Time Management Tips When Setting Your Own Schedule
It all sounded so lovely — and liberating.
The lockdown was scary, sure, and we missed our friends, but now we could work from home and set our own schedules. For some of us, that meant we didn’t need to spend two hours a day commuting to headquarters, fighting the traffic if we drove or bumping into other straphangers if we took the Metro, the subway or the bus.
And guess what? Our employers discovered that — thanks to Zoom and comparable technological godsends — we were just as productive as ever and sometimes more so.
There were other benefits, too: A July 2022 study of more than 1,600 engineers, marketing and finance employees showed, for example, that working from home reduced attrition rates by 35%.
Plus, we got to sleep late if we wanted or spend more time with the kids. We could take an afternoon hike. We could write that report once the little rug rats were in bed. And we would be treated as grown-ups, trusted by our bosses to get our work done without someone looking over our shoulder.
And Now the Bad News
Unfortunately, it hasn’t always worked out that way. Instead of “setting our own schedules,” too many of us find we’re working 24/7 because we’re constantly checking our phones, receiving and sending texts and emails.
We’re trying desperately to accommodate the schedules of other people — co-workers, notably — who think they are setting their own schedules. They might be early birds, meaning they’re sending that report to you at 6 am, when you logged off only three hours before that time.
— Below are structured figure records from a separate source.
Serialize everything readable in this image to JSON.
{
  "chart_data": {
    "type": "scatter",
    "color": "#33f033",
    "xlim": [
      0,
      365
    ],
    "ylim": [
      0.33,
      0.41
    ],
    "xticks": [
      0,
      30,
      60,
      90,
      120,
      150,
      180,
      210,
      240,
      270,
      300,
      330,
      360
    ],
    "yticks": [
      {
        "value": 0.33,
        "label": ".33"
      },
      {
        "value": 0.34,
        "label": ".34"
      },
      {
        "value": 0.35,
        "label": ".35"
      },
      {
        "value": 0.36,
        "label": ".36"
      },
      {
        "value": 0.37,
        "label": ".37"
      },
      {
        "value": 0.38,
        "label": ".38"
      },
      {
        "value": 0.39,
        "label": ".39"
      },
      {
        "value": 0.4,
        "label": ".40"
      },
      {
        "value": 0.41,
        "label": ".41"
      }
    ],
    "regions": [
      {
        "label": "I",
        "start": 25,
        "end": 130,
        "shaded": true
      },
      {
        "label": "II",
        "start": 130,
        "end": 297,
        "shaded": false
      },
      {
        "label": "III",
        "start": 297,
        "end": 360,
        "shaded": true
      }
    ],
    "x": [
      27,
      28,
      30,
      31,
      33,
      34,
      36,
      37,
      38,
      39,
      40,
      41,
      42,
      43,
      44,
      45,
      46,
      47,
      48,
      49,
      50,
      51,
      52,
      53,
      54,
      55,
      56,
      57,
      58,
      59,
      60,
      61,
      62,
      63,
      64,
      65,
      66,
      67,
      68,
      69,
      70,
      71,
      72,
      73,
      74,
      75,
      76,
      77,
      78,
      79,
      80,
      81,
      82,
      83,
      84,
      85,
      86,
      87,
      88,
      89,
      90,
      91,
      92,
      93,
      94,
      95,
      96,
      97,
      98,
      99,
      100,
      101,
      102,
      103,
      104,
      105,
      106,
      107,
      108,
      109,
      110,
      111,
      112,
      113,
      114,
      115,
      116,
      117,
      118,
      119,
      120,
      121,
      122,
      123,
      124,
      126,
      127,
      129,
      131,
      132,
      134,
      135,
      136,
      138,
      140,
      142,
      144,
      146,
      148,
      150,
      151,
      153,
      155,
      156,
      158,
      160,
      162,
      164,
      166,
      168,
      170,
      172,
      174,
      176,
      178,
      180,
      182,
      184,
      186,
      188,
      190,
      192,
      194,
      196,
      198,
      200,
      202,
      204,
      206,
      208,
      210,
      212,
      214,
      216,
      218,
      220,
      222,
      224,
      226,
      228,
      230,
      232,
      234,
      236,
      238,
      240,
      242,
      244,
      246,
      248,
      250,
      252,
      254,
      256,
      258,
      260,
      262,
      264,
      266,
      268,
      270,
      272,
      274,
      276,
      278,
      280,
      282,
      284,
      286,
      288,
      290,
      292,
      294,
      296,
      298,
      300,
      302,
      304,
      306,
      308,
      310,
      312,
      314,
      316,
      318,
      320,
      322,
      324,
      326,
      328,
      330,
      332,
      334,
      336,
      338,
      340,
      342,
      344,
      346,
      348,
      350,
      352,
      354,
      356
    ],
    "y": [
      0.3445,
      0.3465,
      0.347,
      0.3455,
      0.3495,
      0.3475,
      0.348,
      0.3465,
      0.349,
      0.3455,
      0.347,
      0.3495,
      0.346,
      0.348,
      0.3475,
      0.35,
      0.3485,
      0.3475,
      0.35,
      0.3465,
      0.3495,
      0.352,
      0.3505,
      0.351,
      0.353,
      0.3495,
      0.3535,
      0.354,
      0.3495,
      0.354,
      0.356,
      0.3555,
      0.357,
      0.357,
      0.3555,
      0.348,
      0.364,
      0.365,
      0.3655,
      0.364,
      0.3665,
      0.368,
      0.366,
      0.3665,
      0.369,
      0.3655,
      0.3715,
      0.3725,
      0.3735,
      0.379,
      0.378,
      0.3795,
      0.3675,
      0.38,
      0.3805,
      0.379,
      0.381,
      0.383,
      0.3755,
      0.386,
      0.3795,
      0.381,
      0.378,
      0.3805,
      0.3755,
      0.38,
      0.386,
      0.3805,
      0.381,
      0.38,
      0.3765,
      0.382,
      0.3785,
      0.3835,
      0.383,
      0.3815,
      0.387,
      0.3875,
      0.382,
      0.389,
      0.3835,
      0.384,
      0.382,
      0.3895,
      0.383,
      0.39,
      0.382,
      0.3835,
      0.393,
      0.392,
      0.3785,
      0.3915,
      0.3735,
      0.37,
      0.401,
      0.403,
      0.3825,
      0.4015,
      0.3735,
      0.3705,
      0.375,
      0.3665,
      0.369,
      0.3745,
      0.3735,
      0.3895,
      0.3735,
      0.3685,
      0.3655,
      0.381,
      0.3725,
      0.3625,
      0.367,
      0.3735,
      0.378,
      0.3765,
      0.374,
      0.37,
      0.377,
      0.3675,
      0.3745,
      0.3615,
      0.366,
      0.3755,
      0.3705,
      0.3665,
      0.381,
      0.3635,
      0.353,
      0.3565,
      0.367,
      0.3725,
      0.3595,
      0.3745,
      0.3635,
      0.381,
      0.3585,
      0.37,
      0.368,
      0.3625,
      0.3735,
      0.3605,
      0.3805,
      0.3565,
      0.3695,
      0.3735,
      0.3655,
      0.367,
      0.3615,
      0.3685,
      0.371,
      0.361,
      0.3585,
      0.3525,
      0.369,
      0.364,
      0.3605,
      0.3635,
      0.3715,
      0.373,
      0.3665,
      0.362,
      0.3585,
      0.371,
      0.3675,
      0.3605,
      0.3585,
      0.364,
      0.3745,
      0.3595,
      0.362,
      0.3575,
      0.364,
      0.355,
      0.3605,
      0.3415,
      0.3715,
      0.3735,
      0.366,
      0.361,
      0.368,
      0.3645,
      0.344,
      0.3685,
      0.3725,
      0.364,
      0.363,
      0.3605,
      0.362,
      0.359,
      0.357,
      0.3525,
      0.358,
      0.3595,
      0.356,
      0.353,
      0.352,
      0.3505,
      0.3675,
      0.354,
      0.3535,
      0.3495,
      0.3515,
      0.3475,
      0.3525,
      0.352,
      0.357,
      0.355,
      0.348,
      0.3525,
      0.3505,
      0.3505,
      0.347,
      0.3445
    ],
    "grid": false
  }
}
And if you are a night owl, you still have to get to that meeting on Capitol Hill, where people are still “working 9 to 5” or, more often than that, 9 to 7. And when you do grab that midafternoon nap, you feel guilty.
What to do?
How are we to restore some order (and a modicum of sanity) to our schedules and reclaim that “work-life balance” that all enlightened managers have paid lip service to, even as the pandemic threw all those noble aspirations out with the used home-test kits?
In an article in Microsoft’s WorkLab, experts in time management offer a few useful insights — and actionable suggestions.
- “We have to learn to set boundaries in a way that was not necessary before,” says Laura Vanderkam, author of Off the Clock and other books. “That means we talk with other members of our team about how we can all work most effectively together and that we talk with our manager. Don’t assume because you receive an email from your boss at 1 am that they expect an immediate response. Maybe they have no such expectation. Maybe they sent it at that hour because that was when they were working but they will be perfectly happy if you don’t answer until the next morning. By the same token, you can write an email at 1 am, if that is when you are working, but save it as a draft, scheduling it for sending at 8 am. A wise manager will try to work things out for what works best for you and for them.”
- Create guardrails, not just boundaries. “Boundaries are personal,” Anne Helen Petersen, co-author of Out of Office: The Big Problem and Bigger Promise of Working from Home, told Microsoft’s Worklab. Boundaries “are the responsibility of the individual. Guardrails are policies that everyone in an organization buys into — like not emailing on a Saturday to prevent burnout — so they become part of the corporate culture. They protect everyone.”
- Figure out how you are most productive and then manage your time accordingly. “For most of us, we need to schedule time for our ‘deep work,’” says Alice Boyes, a former clinical psychologist and the author of Stress-Free Productivity. “Often that is in the morning, and that should be our uninterrupted time. We can discuss this with our co-workers and our managers, too. After this period of ‘deep work,’ we should take what I call a ‘vitamin D’ walk. Sunshine is good for our mental health, our mood and our creativity. It helps us work more effectively when we get back indoors.”
- Once you’ve done the tasks that require the most individual concentration — that “deep work,” as Boyes calls it — you can schedule a period for more collaborative work. “You and your co-workers can set a time, maybe from 10:30 to noon, for working together, and then set some time in the afternoon for more formal meetings.”
- Track your own hours, so you feel less guilty for taking that afternoon walk — or nap. “You’ll often discover that you’re working the same hours or even more than you did when you reported every day to the office. You’re just moving the blocks of time around,” Vanderkam says. “You’ll feel good about how much you are working, not apologetic.”
- Allow your mind to wander away from work. Realize that that midmorning bike ride actually makes you more productive. “We need to understand the ‘wandering mind,’” Boyes says. “We tend to overestimate the importance of focus and the focused mind. In fact, when you allow your mind to wander, the path forward — the solution to some problem — will become clear.”
So set those boundaries. Establish those guardrails. And take a power nap. We’ll wake you in six months to see how that’s working out.